Re: [RFC PATCH v1 00/13] exec: add spawn templates for repeated executable startup
From: Jann Horn
Date: Tue Jun 09 2026 - 13:55:20 EST
On Tue, Jun 9, 2026 at 8:08 AM Florian Weimer <fweimer@xxxxxxxxxx> wrote:
>
> * Jann Horn:
>
> >> Per the above, the primary win would stem from *NOT* messing with mm.
> >
> > As you write below, I think we have that with CLONE_MM? The C function
> > vfork() is kind of a terrible API because of its returns-twice
> > behavior, but I think if process cloning with CLONE_VM|CLONE_VFORK was
> > wrapped by libc in a way similar to clone() (with the child executing
> > a separate handler function), or if it was used in the implementation
> > of some higher-level process-spawning API, it would be a perfectly
> > fine API?
>
> No, there is still a problem with SIGTSTP handling because we cannot
> atomically unmask the signal during execve.
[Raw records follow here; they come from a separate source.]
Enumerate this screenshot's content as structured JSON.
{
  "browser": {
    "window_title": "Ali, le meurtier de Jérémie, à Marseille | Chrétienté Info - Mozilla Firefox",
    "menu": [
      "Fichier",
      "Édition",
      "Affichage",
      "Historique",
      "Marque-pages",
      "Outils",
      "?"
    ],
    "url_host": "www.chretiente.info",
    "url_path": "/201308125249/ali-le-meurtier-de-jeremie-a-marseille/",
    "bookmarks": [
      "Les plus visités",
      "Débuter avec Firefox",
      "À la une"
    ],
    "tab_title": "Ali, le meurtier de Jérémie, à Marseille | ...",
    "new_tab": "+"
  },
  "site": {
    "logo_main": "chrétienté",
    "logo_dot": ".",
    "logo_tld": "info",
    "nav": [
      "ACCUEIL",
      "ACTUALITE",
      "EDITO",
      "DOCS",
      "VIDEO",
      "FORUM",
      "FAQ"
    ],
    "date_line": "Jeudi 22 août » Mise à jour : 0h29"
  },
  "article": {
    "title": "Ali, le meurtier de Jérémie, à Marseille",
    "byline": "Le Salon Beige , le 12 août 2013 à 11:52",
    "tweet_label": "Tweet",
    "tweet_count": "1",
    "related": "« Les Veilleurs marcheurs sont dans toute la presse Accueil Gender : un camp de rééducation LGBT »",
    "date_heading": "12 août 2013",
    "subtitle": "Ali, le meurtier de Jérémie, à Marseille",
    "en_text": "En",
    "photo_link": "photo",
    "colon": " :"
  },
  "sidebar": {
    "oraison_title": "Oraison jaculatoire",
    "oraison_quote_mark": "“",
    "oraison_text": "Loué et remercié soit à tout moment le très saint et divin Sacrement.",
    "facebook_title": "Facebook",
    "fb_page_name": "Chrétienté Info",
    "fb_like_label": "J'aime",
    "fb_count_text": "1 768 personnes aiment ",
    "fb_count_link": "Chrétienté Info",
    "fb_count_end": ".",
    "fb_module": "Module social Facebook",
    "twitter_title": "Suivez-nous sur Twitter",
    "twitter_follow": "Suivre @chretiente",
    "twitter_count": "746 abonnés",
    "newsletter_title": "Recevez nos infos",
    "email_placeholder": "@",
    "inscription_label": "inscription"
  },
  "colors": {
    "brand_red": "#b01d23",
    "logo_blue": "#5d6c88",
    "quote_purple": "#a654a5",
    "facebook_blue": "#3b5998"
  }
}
We need to unblock SIGTSTP
> before execve in the new process, but this means that it can get
> suspended by SIGTSTP. Consequently, the execve never happens and the
> original process is stuck in vfork:
>
> posix_spawn: parent can get stuck in uninterruptible sleep if child
> receives SIGTSTP early enough
> <https://inbox.sourceware.org/libc-help/2921668c-773e-465d-9480-0abb6f979bf9@xxxxxxxxxxxxxxxx/>
>
> More on the low-level side, it's difficult to make sure that execve gets
> a consistent snapshot of the environ vector. Both vfork and execve need
> to be async-signal-safe. Any locking or memory allocation (except for
> the stack …) persists in the original process after vfork returns. The
I think that's not entirely accurate; if you call set_robust_list() on
a futex list, then call execve(), the futexes should be released once
the process switches to a new MM, in
begin_new_exec -> exec_mmap -> exec_mm_release -> futex_exec_release
-> futex_cleanup -> exit_robust_list.
So in theory you could use clone() with CLONE_VM and without
CLONE_VFORK, and let the parent either wait for a futex that is
released on exec, or somehow asynchronously check later whether the
futex is still held... probably not the nicest building block but
maybe workable? Though I guess it would fit more nicely if there was a
"munmap() this range on exec" API...
> environ vector can be large, so making a copy on the stack is not ideal.
> It's even harder for getenv/setenv/unsetenv implementations that use
> locking instead of software transactional memory.
Makes sense, that kind of sounds like a pain inherent in being able to
execute from signal handler context...